One after another, then two at a time, finally five at once—he devoured the entire bag of fries without even dipping them in ketchup.
Jia Ji pulled out the last and longest fry, offering it with both hands to the “boss” beside him as a gift.
“Are you kidding me?” The slicked-back man glared at him in disbelief, but still reached out, took the fry, and swapped his cigarette for it.
“How dare I?”
Jia Ji felt no shame—he was just a trainee who ate free meals at the dojo; where would he get money to buy such a cool motorcycle?
This nearly brand-new heavy motorcycle was borrowed from the only biker gang in the town below the mountain.
Years ago, young Jia Ji, enraged by the arrival of Lao and Tuoqi, ran away from home for six months and joined the biker gang, where he met this “boss.”
This was Jia Ji’s only relationship outside the dojo.
Perhaps because his soul had fully merged with this world’s Jia Ji over the past three months, he felt no strangeness toward the trench-coated slicked-back man—natural, seamless, no barrier.
He’d spent hours descending the mountain, going through great trouble to borrow the motorcycle, just to get some fried chicken from the big city.
What?
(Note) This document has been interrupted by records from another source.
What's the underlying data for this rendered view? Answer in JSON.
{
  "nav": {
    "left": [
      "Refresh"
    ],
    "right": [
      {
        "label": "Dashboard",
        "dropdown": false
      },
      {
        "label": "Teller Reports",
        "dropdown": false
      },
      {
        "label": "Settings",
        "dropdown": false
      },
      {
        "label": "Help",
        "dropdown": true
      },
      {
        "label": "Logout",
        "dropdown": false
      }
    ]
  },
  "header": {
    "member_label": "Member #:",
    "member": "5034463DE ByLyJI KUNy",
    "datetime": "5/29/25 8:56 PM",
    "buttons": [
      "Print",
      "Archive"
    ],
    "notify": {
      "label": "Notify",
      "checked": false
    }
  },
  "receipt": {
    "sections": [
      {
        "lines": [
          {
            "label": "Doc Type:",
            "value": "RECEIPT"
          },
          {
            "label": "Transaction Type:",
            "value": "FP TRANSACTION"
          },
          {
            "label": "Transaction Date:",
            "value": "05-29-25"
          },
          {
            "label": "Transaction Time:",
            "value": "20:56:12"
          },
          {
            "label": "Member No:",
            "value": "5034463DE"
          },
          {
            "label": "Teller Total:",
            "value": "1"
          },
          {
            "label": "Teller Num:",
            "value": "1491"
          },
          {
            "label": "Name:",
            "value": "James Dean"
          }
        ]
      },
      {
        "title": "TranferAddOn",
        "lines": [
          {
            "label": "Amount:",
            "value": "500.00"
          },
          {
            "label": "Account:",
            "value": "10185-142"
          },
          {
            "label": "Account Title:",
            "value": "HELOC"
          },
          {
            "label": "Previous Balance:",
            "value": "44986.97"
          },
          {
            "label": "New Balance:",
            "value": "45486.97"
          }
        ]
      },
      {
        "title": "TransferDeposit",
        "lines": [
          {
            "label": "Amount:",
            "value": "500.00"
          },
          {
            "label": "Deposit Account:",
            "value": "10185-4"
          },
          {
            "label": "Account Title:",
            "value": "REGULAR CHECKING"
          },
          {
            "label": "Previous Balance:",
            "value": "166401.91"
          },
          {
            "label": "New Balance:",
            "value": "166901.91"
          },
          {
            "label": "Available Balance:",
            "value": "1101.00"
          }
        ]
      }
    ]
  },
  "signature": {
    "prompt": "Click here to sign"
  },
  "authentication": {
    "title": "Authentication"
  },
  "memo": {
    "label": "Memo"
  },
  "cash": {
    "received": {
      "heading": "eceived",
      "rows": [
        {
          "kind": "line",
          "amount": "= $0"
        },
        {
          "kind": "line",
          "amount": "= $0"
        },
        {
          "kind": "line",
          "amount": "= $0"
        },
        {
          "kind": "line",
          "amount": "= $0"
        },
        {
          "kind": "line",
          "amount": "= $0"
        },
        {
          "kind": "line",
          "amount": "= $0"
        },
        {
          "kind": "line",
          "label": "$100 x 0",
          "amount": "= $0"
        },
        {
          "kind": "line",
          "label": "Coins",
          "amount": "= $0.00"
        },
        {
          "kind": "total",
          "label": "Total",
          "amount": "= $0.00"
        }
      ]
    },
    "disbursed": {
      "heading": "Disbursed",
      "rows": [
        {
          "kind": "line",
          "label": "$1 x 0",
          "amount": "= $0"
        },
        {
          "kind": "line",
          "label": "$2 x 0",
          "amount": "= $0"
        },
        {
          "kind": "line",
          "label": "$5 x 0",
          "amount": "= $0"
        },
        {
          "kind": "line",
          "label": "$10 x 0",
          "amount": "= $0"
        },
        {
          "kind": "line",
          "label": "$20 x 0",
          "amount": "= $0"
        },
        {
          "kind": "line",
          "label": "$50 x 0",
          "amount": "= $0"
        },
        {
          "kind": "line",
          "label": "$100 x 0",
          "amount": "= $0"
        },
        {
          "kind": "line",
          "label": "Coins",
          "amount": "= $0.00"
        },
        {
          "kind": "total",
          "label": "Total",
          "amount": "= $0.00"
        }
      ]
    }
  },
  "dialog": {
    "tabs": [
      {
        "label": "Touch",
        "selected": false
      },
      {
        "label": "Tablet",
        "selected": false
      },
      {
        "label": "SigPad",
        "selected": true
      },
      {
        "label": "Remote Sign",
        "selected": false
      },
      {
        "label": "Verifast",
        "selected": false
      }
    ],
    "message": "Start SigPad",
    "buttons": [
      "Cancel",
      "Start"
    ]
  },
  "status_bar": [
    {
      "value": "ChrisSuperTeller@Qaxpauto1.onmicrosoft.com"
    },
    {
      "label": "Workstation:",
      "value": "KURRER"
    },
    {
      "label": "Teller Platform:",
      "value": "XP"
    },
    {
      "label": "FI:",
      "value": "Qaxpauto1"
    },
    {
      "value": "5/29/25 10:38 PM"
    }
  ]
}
Think it’s overkill?
Have you ever seen fried chicken up close?
It has saved more lives than you can imagine!
To keep eating delicious fried chicken, I can’t let this world be destroyed by nuclear warheads!
Of course, it wasn’t just to satisfy his appetite—Jia Ji had another purpose: gathering information.
According to his past-life memories, Fist of the North Star had no fixed timeline.
Each episode began with zero frames, opening directly with “199X, a nuclear war erupted worldwide,” so he had no idea what year or month it currently was.
No problem—the biker gang base had an ancient radio called “Bibi Boy 3000,” and it would tell Jia Ji everything.
“Don’t break it—it’s expensive!”
Jia Ji switched through several channels, all reporting regional conflicts and terrorist attacks—how many had died, where fighting had broken out.
“The world’s not peaceful.”
The slicked-back man sighed beside him. Actually, this wasn’t new—since World War I, the entire planet had always been this chaotic, never truly at peace.
“I’m leaving.”
After getting the information he needed, Jia Ji sat a while longer, then stood to leave, still remembering to wave goodbye to his only friend.
As he walked, he savored his hearty burger, thinking: It’s October 1989 now. I arrived in July. Counting strictly, ten years from now is…
Plop—the paper bag dropped to the ground, seven or eight burgers spilled out, but Jia Ji leapt up and pounded his own head—he suddenly understood.
“I should’ve realized sooner—it’s definitely 1999!”
Nostradamus’ prophecy: “In the year 1999, above the seventh month, the great king of terror descends from heaven, reviving the great king of Angolmois, and under Mars’ name of happiness, all four directions shall be ruled.”
What “great king of terror”? Just the king of nuclear warheads!
“Whoa! My teriyaki chicken leg burger!”
The end of the world can wait—right now, this indulgent meal matters more.
① The blond kid at the start is modeled after Fujita Kotone
② “It has saved more lives than you can imagine!” comes from Netflix’s Gundam: “Have you ever seen a Zaku up close? It has saved more lives than you can imagine!”
McDonald’s opened its first restaurant in Japan in 1971, so it’s reasonable to infer Drive-Thru service was introduced in the late 1970s or early 1980s alongside McDonald’s expansion in Japan. Amazing—the timing matches perfectly!
Why Cantonese later? Spontaneous idea—it felt fun. Used a translator; apologies for any inaccuracies.